The greatest event was, that Miss Jenkyns had purchased a new carpet for the drawing-room.  Oh, the busy work Miss Matty and I had in chasing the sunbeams, as they fell in an afternoon right down on this carpet through the blindless window!  (…) We were very busy, too, one whole morning, before Miss Jenkyns gave her party, in following her directions, and in cutting out and stitching together pieces of newspaper so as to form little paths to every chair set for the expected visitors, lest their shoes might dirty or defile the purity of the carpet.  Do you make paper paths for every guest to walk upon in London?

What a great image, I’m sorry they didn't use that in the series!

Cranford is my fourth Gaskell after North & South, Wives & Daughters and The Life of Charlotte Brontë. In comparison it’s much lighter and I can easily imagine Gaskell having fun writing it. She avoided the major social convulsions and deep moral dilemmas of the others, but her recurrent theme of tradition vs. progress is still very much present in Cranford.
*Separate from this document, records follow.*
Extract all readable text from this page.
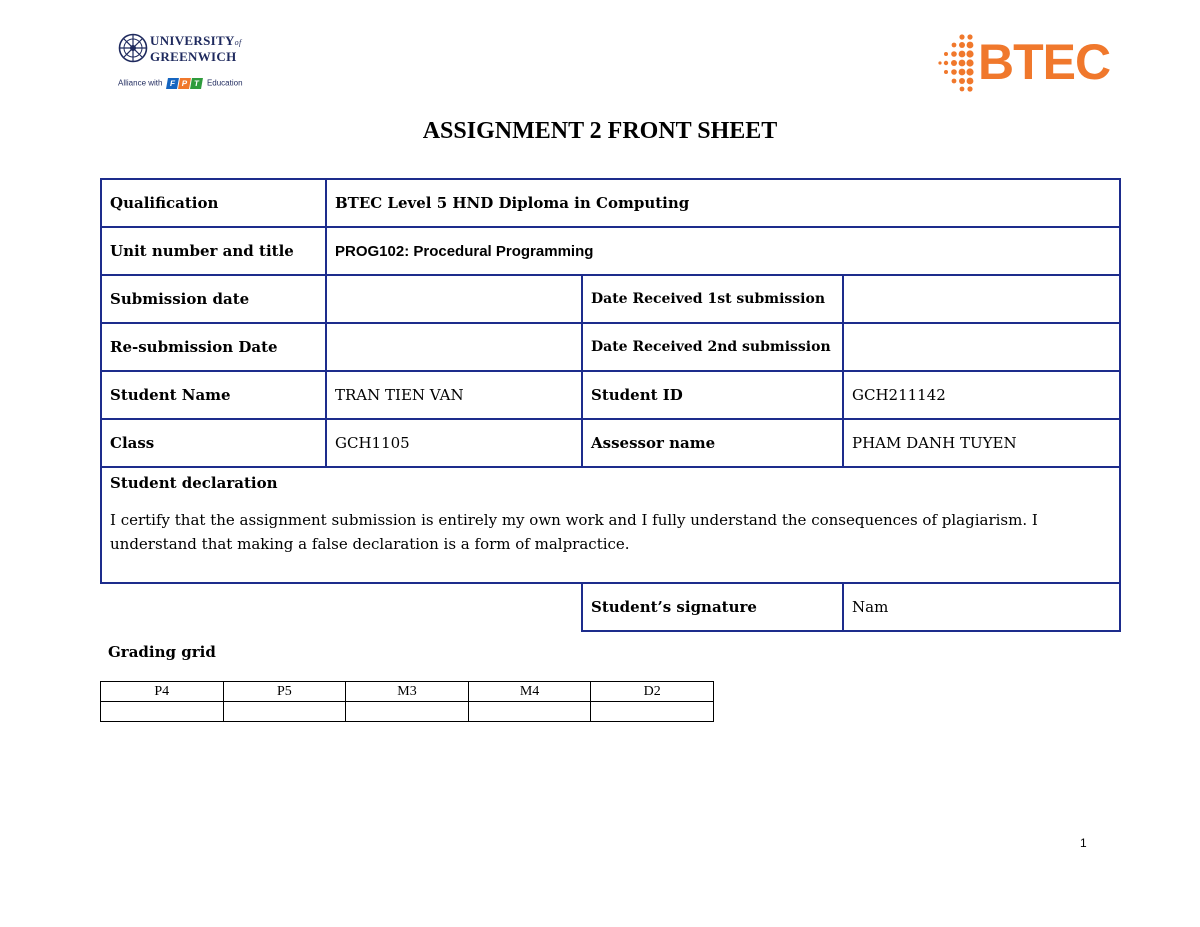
UNIVERSITYof
GREENWICH
Alliance with F P T Education	BTEC
ASSIGNMENT 2 FRONT SHEET
Qualification	BTEC Level 5 HND Diploma in Computing		
Unit number and title	PROG102: Procedural Programming		
Submission date		Date Received 1st submission	
Re-submission Date		Date Received 2nd submission	
Student Name	TRAN TIEN VAN	Student ID	GCH211142
Class	GCH1105	Assessor name	PHAM DANH TUYEN

Student declaration
I certify that the assignment submission is entirely my own work and I fully understand the consequences of plagiarism. I understand that making a false declaration is a form of malpractice.			

		Student’s signature	Nam
Grading grid
P4	P5	M3	M4	D2

1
Change in this village does not come through the arrival of rail line or a factory, but is more subtle. Almost every chapter is about how these women gently adapt to the developments around them, especially after the death of Miss Jenkins, the village’s bastion of tradition. Sucking oranges in company, burning old letters (why didn't the narrator offer to take care of them?!) had the scale of revolutions in the quite life of Miss Matty.

Don’t you sometimes wish that a separate story would be written about another book’s secondary characters? I get that a lot – the one that comes to mind immediately is Faramir from Lord of the Rings (one of my biggest literary crushes!). I got that same feeling about “Mr. Thomas Holbrook, yeoman”, my favorite character in the first half of the book. I would have liked to know more about his daily life, what he reads, his relationship with tenants and servants, but most of all, I’d have liked to see Paris through his eyes. I was very sorry to see him go so soon.



I had fun during my stay at Cranford. Not only was it a gentle book, full of characters you’d like to know in real life, but it also confirmed my belief that no one tops BBC when if comes to adapting classics. I still have the “Return to Cranford” DVD waiting for me on the shelf. I've been saving it for a rainy day.

Cranford and Mrs. Gaskell's other books are available at Project Gunteberg.